Askiitians Expert Soumyajit IIT-Kharagpur
Last Activity: 14 Years ago
Dear Amrit Pal,
Ans:- Hi first of all I must say that you see the answer of the question. because it is a conceptual and if the solution is not correct then I will also have to attempt it in another way.
Let us consider some terms
Mass of the earth=M
Density of the earth=d
Universal gravitational constant=G
radious of the earth=R
mass of the particle is=m
Now you must know that the value of the gravitational acc g′ at a depth h inside the earth is=(1- h/R)g
where g is it's value on the surface of the earth. g=GM/R² and hence the total force is= 4/3 ∏GmRd(1 - h/R)

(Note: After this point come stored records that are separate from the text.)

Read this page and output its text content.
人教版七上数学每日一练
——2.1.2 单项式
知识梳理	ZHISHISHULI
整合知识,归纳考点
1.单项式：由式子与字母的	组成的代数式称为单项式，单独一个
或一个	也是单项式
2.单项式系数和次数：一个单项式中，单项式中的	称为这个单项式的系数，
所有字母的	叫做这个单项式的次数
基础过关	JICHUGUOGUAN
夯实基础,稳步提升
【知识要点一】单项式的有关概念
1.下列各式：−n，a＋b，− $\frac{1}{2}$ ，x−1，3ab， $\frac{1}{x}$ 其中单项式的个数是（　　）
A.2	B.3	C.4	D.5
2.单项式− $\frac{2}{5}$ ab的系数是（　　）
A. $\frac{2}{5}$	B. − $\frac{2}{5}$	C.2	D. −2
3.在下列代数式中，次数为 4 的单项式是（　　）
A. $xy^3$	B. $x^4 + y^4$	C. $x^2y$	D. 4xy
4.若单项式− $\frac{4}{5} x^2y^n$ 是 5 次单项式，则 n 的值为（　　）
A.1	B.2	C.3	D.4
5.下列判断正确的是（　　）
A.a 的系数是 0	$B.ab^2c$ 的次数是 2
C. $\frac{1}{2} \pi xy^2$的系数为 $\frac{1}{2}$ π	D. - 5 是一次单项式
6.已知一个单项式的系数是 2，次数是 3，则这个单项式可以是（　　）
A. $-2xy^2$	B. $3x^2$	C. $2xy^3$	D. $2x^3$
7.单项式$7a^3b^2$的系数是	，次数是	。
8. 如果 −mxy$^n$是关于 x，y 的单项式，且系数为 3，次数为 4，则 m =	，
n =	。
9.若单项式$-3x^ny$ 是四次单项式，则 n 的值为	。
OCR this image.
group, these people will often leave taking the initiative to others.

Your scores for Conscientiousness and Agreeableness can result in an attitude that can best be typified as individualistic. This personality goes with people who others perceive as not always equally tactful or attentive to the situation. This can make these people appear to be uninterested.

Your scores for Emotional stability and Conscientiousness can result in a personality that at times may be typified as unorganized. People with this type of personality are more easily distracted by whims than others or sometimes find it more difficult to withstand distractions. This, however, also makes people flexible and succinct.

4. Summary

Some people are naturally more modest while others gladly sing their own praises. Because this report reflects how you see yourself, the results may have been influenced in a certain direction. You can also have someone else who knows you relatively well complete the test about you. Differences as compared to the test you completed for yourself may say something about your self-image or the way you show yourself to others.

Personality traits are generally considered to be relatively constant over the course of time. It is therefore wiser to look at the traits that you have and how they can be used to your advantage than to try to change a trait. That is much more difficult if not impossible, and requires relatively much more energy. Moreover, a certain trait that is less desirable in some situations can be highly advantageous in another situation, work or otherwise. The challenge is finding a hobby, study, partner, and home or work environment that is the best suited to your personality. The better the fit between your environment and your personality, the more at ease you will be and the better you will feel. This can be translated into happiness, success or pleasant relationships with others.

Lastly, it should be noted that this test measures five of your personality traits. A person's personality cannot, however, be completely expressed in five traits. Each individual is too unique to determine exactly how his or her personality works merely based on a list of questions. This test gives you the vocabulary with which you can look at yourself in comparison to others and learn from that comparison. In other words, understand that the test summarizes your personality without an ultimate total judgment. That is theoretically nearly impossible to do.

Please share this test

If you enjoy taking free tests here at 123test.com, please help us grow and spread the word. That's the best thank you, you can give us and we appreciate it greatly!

F=4/3 ∏Gmd(R-h)..............(1)
Now the value we are getting is due to the superposition of the cut out mass and the remaining mass.
HenceF=Fr+Fc..............(2)
Fr=force due to the remaining and Fc=force due to the cut out
Using eq 1 we can find out the force due to the cut out portion which is Fc=4/3∏ Gmd (R/2 - h)....................(3)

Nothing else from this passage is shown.